Un modèle d’autonomisation économique dans le nord du pays
Dans les villages de Nkokloa (Bitam) et Minvoul, au Gabon, des centaines de femmes ont mis en place des activités agricoles génératrices de revenus significatifs grâce au soutien du Fonds « La Francophonie avec Elles ». Ces initiatives témoignent d’un enjeu majeur en Afrique de l’Ouest : transformer l’agriculture vivrière en source de revenus durables pour les femmes rurales.
Le modèle déployé repose sur trois piliers : la formation technique, l’accès à des intrants améliorés, et l’accompagnement collectif par des coopératives. À Nkokloa, les femmes cultivent désormais du manioc et de la banane plantain dans le cadre d’une coopérative structurée, encadrées par le Centre d’Étude et d’Appui au Développement Local (CEAD). Selon les résultats observés, cette structuration permet aux productrices de tripler leurs revenus mensuels, passant de 50 000 à 150 000 FCFA — soit une augmentation mensuelle de 100 000 FCFA (environ 150 euros).
Des chiffres qui parlent : l’impact macroéconomique
À l’échelle locale, cette progression n’est pas anodine. Pour une femme gabonaise en milieu rural, cette hausse de revenu représente une transformation concrète : meilleure nutrition familiale, accès accru à l’éducation des enfants, constitution d’épargne, et investissement dans des activités complémentaires. Une bénéficiaire envisage déjà de développer une production de rejets de bananiers améliorés, créant ainsi une chaîne de valeur secondaire.
À Minvoul, le modèle diffère légèrement mais converge vers le même objectif : l’association de l’apiculture aux plantations de cacao crée une diversification des revenus tout en stabilisant les exploitations. Cette approche agroécologique renforce la résilience face aux chocs climatiques — un enjeu critique en Afrique centrale où la dépendance à une seule culture expose les exploitants aux risques.
Le rôle du secteur privé dans le financement du développement
Le Fonds « La Francophonie avec Elles » mobilise une participation substantielle du secteur privé. TotalEnergies, principal partenaire privé, a investi 1 275 000 euros depuis 2023, permettant de soutenir près de 3 670 femmes à travers une vingtaine de projets dans l’espace francophone. Ce mécanisme illustre un modèle hybride de développement : financements publics et privés travaillent ensemble pour atteindre des objectifs d’égalité économique.

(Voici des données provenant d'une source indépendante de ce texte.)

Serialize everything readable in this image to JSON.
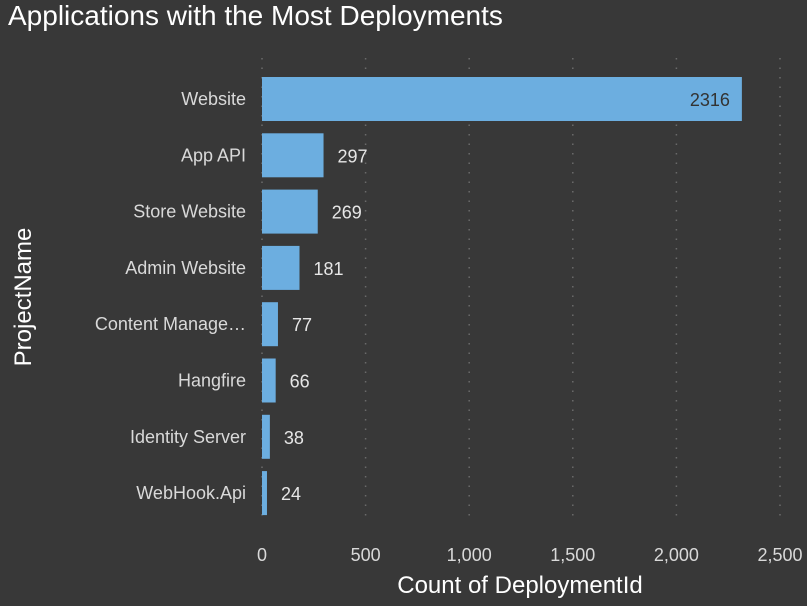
{
  "chart_data": {
    "type": "bar",
    "orientation": "horizontal",
    "title": "Applications with the Most Deployments",
    "xlabel": "Count of DeploymentId",
    "ylabel": "ProjectName",
    "categories": [
      "Website",
      "App API",
      "Store Website",
      "Admin Website",
      "Content Manage…",
      "Hangfire",
      "Identity Server",
      "WebHook.Api"
    ],
    "values": [
      2316,
      297,
      269,
      181,
      77,
      66,
      38,
      24
    ],
    "data_labels": [
      "2316",
      "297",
      "269",
      "181",
      "77",
      "66",
      "38",
      "24"
    ],
    "xlim": [
      0,
      2500
    ],
    "xticks": [
      0,
      500,
      1000,
      1500,
      2000,
      2500
    ],
    "xtick_labels": [
      "0",
      "500",
      "1,000",
      "1,500",
      "2,000",
      "2,500"
    ],
    "grid": true,
    "bar_color": "#6CAEE0"
  }
}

Cet engagement soulève une question économique pertinente : comment les entreprises multinationales, notamment énergétiques, intègrent-elles les objectifs de développement inclusif dans leurs stratégies de responsabilité sociale ? Le Gabon, producteur de pétrole et de gaz, bénéficie ici de synergies où l’expertise et les moyens du secteur privé complètent l’action institutionnelle.
Des leçons pour la Guinée et l’Afrique de l’Ouest
Le modèle gabonais offre des enseignements transférables. En Guinée, où l’agriculture représente une part majeure de l’emploi féminin rural, structurer les femmes en coopératives, les former aux techniques modestes (amélioration des semences, transformation de base), et créer des chaînes de valeur courtes pourraient générer des résultats similaires. Les défis restent : accès aux marchés, infrastructure de stockage, crédit agricole adapté aux saisonnalités.
La rentabilité observée — un triplement des revenus mensuels — dépend largement de trois facteurs : l’accès à des intrants de qualité, une commercialisation organisée, et un suivi technique continu. Sans ces éléments, l’impact demeure limité.
Perspectives
Ces initiatives gabonaises alimentent un débat plus large : l’autonomisation économique des femmes n’est pas un objectif moral uniquement, mais un levier macroéconomique. Quand les femmes augmentent leurs revenus, elles réinvestissent davantage dans l’éducation, la santé et l’alimentation familiales, créant un multiplicateur économique local. Scaling ce modèle à l’échelle régionale pourrait transformer les indicateurs de pauvreté rurale en Afrique centrale et de l’Ouest.